GPS::Babel has only been tested with versions 1.3.0 and later of gpsbabel. It should work with earlier versions but it's advisable to upgrade to the latest version if possible. The gpsbabel developer community is extremely active so it's worth having the latest version installed.

BUGS AND LIMITATIONS ^

No bugs have been reported.

Please report any bugs or feature requests to bug-gps-babel@rt.cpan.org, or through the web interface at http://rt.cpan.org.

AUTHOR ^

Andy Armstrong <andy@hexten.net>

Robert Lipe and numerous contributors did all the work by providing gpsbabel in the first place. This is just a wafer-thin layer on top of all their goodness.

LICENCE AND COPYRIGHT ^

Copyright (c) 2006, Andy Armstrong <andy@hexten.net>. All rights reserved.

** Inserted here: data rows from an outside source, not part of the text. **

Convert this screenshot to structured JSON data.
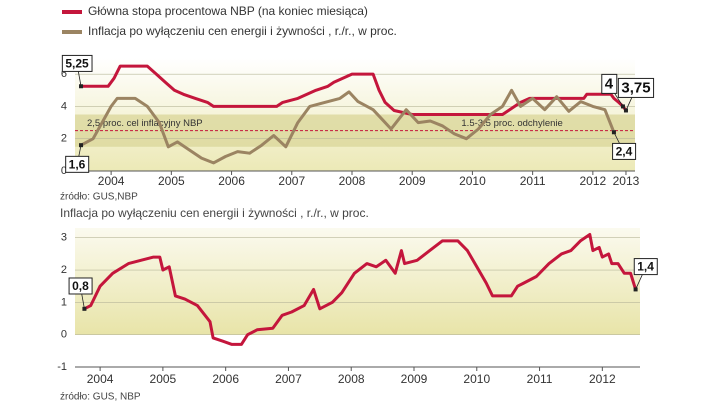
{
  "chart_data": [
    {
      "type": "line",
      "series": [
        {
          "name": "Główna stopa procentowa NBP (na koniec miesiąca)",
          "color": "#c4163c",
          "x": [
            2004.0,
            2004.45,
            2004.55,
            2004.65,
            2005.1,
            2005.25,
            2005.4,
            2005.55,
            2005.7,
            2005.9,
            2006.1,
            2006.2,
            2007.25,
            2007.35,
            2007.6,
            2007.9,
            2008.1,
            2008.2,
            2008.5,
            2008.85,
            2008.95,
            2009.05,
            2009.2,
            2009.5,
            2011.0,
            2011.1,
            2011.3,
            2011.45,
            2012.35,
            2012.4,
            2012.8,
            2012.85,
            2012.93,
            2013.0,
            2013.05
          ],
          "values": [
            5.25,
            5.25,
            5.75,
            6.5,
            6.5,
            6.0,
            5.5,
            5.0,
            4.75,
            4.5,
            4.25,
            4.0,
            4.0,
            4.25,
            4.5,
            5.0,
            5.25,
            5.5,
            6.0,
            6.0,
            5.0,
            4.25,
            3.75,
            3.5,
            3.5,
            3.75,
            4.25,
            4.5,
            4.5,
            4.75,
            4.75,
            4.5,
            4.25,
            4.0,
            3.75
          ],
          "value_labels": [
            "5,25",
            null,
            null,
            null,
            null,
            null,
            null,
            null,
            null,
            null,
            null,
            null,
            null,
            null,
            null,
            null,
            null,
            null,
            null,
            null,
            null,
            null,
            null,
            null,
            null,
            null,
            null,
            null,
            null,
            null,
            null,
            null,
            null,
            "4",
            "3,75"
          ]
        },
        {
          "name": "Inflacja po wyłączeniu cen energii i żywności , r./r., w proc.",
          "color": "#9b8462",
          "x": [
            2004.0,
            2004.2,
            2004.35,
            2004.5,
            2004.6,
            2004.9,
            2005.1,
            2005.3,
            2005.45,
            2005.6,
            2005.8,
            2006.0,
            2006.2,
            2006.4,
            2006.6,
            2006.8,
            2007.0,
            2007.2,
            2007.4,
            2007.6,
            2007.8,
            2008.0,
            2008.3,
            2008.45,
            2008.6,
            2008.85,
            2009.0,
            2009.15,
            2009.4,
            2009.6,
            2009.8,
            2010.0,
            2010.2,
            2010.4,
            2010.6,
            2010.8,
            2011.0,
            2011.15,
            2011.3,
            2011.5,
            2011.7,
            2011.9,
            2012.1,
            2012.3,
            2012.5,
            2012.7,
            2012.85
          ],
          "values": [
            1.6,
            2.0,
            3.0,
            4.0,
            4.5,
            4.5,
            4.0,
            3.0,
            1.5,
            1.8,
            1.3,
            0.8,
            0.5,
            0.9,
            1.2,
            1.1,
            1.6,
            2.2,
            1.5,
            3.0,
            4.0,
            4.2,
            4.5,
            4.9,
            4.3,
            3.8,
            3.2,
            2.6,
            3.8,
            3.0,
            3.1,
            2.8,
            2.3,
            2.0,
            2.6,
            3.5,
            4.0,
            5.0,
            4.0,
            4.5,
            3.8,
            4.6,
            3.7,
            4.3,
            4.0,
            3.8,
            2.4
          ],
          "value_labels": [
            "1,6",
            null,
            null,
            null,
            null,
            null,
            null,
            null,
            null,
            null,
            null,
            null,
            null,
            null,
            null,
            null,
            null,
            null,
            null,
            null,
            null,
            null,
            null,
            null,
            null,
            null,
            null,
            null,
            null,
            null,
            null,
            null,
            null,
            null,
            null,
            null,
            null,
            null,
            null,
            null,
            null,
            null,
            null,
            null,
            null,
            null,
            "2,4"
          ]
        }
      ],
      "band": [
        1.5,
        3.5
      ],
      "band_label": "1.5-3.5 proc. odchylenie",
      "target": 2.5,
      "target_label": "2,5 proc. cel inflacyjny NBP",
      "xlim": [
        2003.9,
        2013.2
      ],
      "xticks": [
        {
          "value": 2004.5,
          "label": "2004"
        },
        {
          "value": 2005.5,
          "label": "2005"
        },
        {
          "value": 2006.5,
          "label": "2006"
        },
        {
          "value": 2007.5,
          "label": "2007"
        },
        {
          "value": 2008.5,
          "label": "2008"
        },
        {
          "value": 2009.5,
          "label": "2009"
        },
        {
          "value": 2010.5,
          "label": "2010"
        },
        {
          "value": 2011.5,
          "label": "2011"
        },
        {
          "value": 2012.5,
          "label": "2012"
        },
        {
          "value": 2013.05,
          "label": "2013"
        }
      ],
      "ylim": [
        0,
        7
      ],
      "yticks": [
        0,
        2,
        4,
        6
      ],
      "grid": true,
      "source": "źródło: GUS,NBP"
    },
    {
      "type": "area-line",
      "title": "Inflacja po wyłączeniu cen energii i żywności , r./r., w proc.",
      "series": [
        {
          "color": "#c4163c",
          "x": [
            2004.0,
            2004.1,
            2004.25,
            2004.45,
            2004.7,
            2004.9,
            2005.1,
            2005.2,
            2005.25,
            2005.35,
            2005.45,
            2005.6,
            2005.8,
            2006.0,
            2006.05,
            2006.2,
            2006.35,
            2006.5,
            2006.6,
            2006.75,
            2007.0,
            2007.15,
            2007.3,
            2007.5,
            2007.65,
            2007.75,
            2007.95,
            2008.1,
            2008.3,
            2008.5,
            2008.65,
            2008.8,
            2008.95,
            2009.05,
            2009.1,
            2009.3,
            2009.5,
            2009.7,
            2009.95,
            2010.1,
            2010.25,
            2010.4,
            2010.5,
            2010.8,
            2010.9,
            2011.0,
            2011.2,
            2011.4,
            2011.6,
            2011.75,
            2011.9,
            2012.05,
            2012.1,
            2012.2,
            2012.25,
            2012.35,
            2012.4,
            2012.5,
            2012.6,
            2012.7,
            2012.78
          ],
          "values": [
            0.8,
            0.9,
            1.5,
            1.9,
            2.2,
            2.3,
            2.4,
            2.4,
            2.0,
            2.1,
            1.2,
            1.1,
            0.9,
            0.4,
            -0.1,
            -0.2,
            -0.3,
            -0.3,
            0.0,
            0.15,
            0.2,
            0.6,
            0.7,
            0.9,
            1.4,
            0.8,
            1.0,
            1.3,
            1.9,
            2.2,
            2.1,
            2.3,
            1.9,
            2.6,
            2.2,
            2.3,
            2.6,
            2.9,
            2.9,
            2.6,
            2.1,
            1.6,
            1.2,
            1.2,
            1.5,
            1.6,
            1.8,
            2.2,
            2.5,
            2.6,
            2.9,
            3.1,
            2.6,
            2.7,
            2.4,
            2.5,
            2.2,
            2.2,
            1.9,
            1.9,
            1.4
          ],
          "value_labels": [
            "0,8",
            null,
            null,
            null,
            null,
            null,
            null,
            null,
            null,
            null,
            null,
            null,
            null,
            null,
            null,
            null,
            null,
            null,
            null,
            null,
            null,
            null,
            null,
            null,
            null,
            null,
            null,
            null,
            null,
            null,
            null,
            null,
            null,
            null,
            null,
            null,
            null,
            null,
            null,
            null,
            null,
            null,
            null,
            null,
            null,
            null,
            null,
            null,
            null,
            null,
            null,
            null,
            null,
            null,
            null,
            null,
            null,
            null,
            null,
            null,
            "1,4"
          ]
        }
      ],
      "xlim": [
        2003.85,
        2012.85
      ],
      "xticks": [
        {
          "value": 2004.25,
          "label": "2004"
        },
        {
          "value": 2005.25,
          "label": "2005"
        },
        {
          "value": 2006.25,
          "label": "2006"
        },
        {
          "value": 2007.25,
          "label": "2007"
        },
        {
          "value": 2008.25,
          "label": "2008"
        },
        {
          "value": 2009.25,
          "label": "2009"
        },
        {
          "value": 2010.25,
          "label": "2010"
        },
        {
          "value": 2011.25,
          "label": "2011"
        },
        {
          "value": 2012.25,
          "label": "2012"
        }
      ],
      "ylim": [
        -1,
        3.3
      ],
      "yticks": [
        -1,
        0,
        1,
        2,
        3
      ],
      "grid": true,
      "source": "źródło: GUS, NBP"
    }
  ]
}
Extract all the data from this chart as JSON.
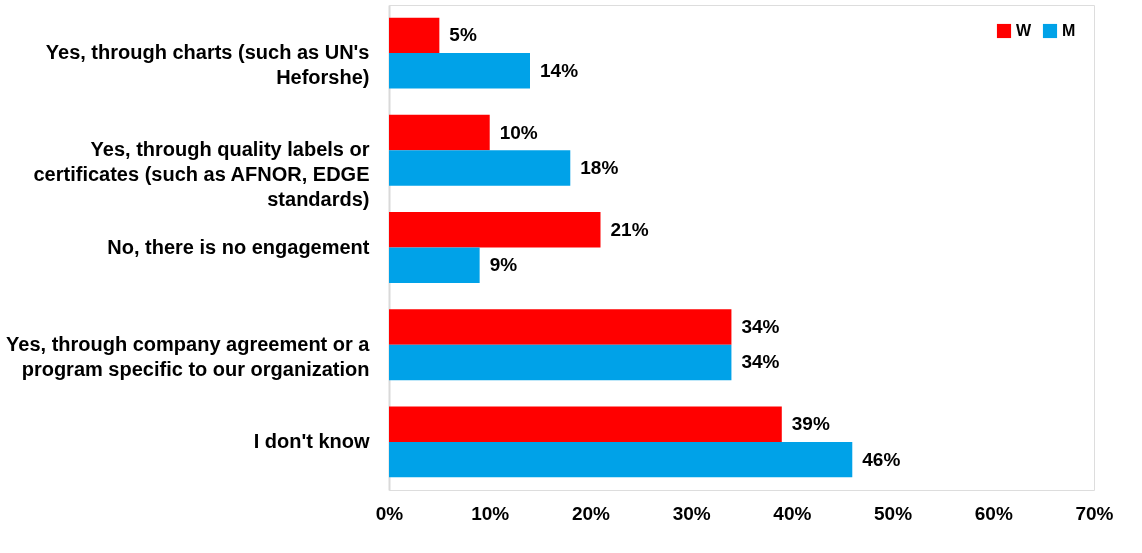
{
  "chart_data": {
    "type": "bar",
    "orientation": "horizontal",
    "categories": [
      "Yes, through charts (such as UN's Heforshe)",
      "Yes, through quality labels or certificates (such as AFNOR, EDGE standards)",
      "No, there is no engagement",
      "Yes, through company agreement or a program specific to our organization",
      "I don't know"
    ],
    "series": [
      {
        "name": "W",
        "color": "#ff0000",
        "values": [
          5,
          10,
          21,
          34,
          39
        ],
        "value_labels": [
          "5%",
          "10%",
          "21%",
          "34%",
          "39%"
        ]
      },
      {
        "name": "M",
        "color": "#00a2e8",
        "values": [
          14,
          18,
          9,
          34,
          46
        ],
        "value_labels": [
          "14%",
          "18%",
          "9%",
          "34%",
          "46%"
        ]
      }
    ],
    "xlim": [
      0,
      70
    ],
    "xticks": [
      {
        "value": 0,
        "label": "0%"
      },
      {
        "value": 10,
        "label": "10%"
      },
      {
        "value": 20,
        "label": "20%"
      },
      {
        "value": 30,
        "label": "30%"
      },
      {
        "value": 40,
        "label": "40%"
      },
      {
        "value": 50,
        "label": "50%"
      },
      {
        "value": 60,
        "label": "60%"
      },
      {
        "value": 70,
        "label": "70%"
      }
    ],
    "grid": false,
    "legend": "top right"
  }
}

This module is free software; you can redistribute it and/or modify it under the same terms as Perl itself. See perlartistic.

DISCLAIMER OF WARRANTY ^

BECAUSE THIS SOFTWARE IS LICENSED FREE OF CHARGE, THERE IS NO WARRANTY FOR THE SOFTWARE, TO THE EXTENT PERMITTED BY APPLICABLE LAW. EXCEPT WHEN OTHERWISE STATED IN WRITING THE COPYRIGHT HOLDERS AND/OR OTHER PARTIES PROVIDE THE SOFTWARE "AS IS" WITHOUT WARRANTY OF ANY KIND, EITHER EXPRESSED OR IMPLIED, INCLUDING, BUT NOT LIMITED TO, THE IMPLIED WARRANTIES OF MERCHANTABILITY AND FITNESS FOR A PARTICULAR PURPOSE. THE ENTIRE RISK AS TO THE QUALITY AND PERFORMANCE OF THE SOFTWARE IS WITH YOU. SHOULD THE SOFTWARE PROVE DEFECTIVE, YOU ASSUME THE COST OF ALL NECESSARY SERVICING, REPAIR, OR CORRECTION.

IN NO EVENT UNLESS REQUIRED BY APPLICABLE LAW OR AGREED TO IN WRITING WILL ANY COPYRIGHT HOLDER, OR ANY OTHER PARTY WHO MAY MODIFY AND/OR REDISTRIBUTE THE SOFTWARE AS PERMITTED BY THE ABOVE LICENCE, BE LIABLE TO YOU FOR DAMAGES, INCLUDING ANY GENERAL, SPECIAL, INCIDENTAL, OR CONSEQUENTIAL DAMAGES ARISING OUT OF THE USE OR INABILITY TO USE THE SOFTWARE (INCLUDING BUT NOT LIMITED TO LOSS OF DATA OR DATA BEING RENDERED INACCURATE OR LOSSES SUSTAINED BY YOU OR THIRD PARTIES OR A FAILURE OF THE SOFTWARE TO OPERATE WITH ANY OTHER SOFTWARE), EVEN IF SUCH HOLDER OR OTHER PARTY HAS BEEN ADVISED OF THE POSSIBILITY OF SUCH DAMAGES.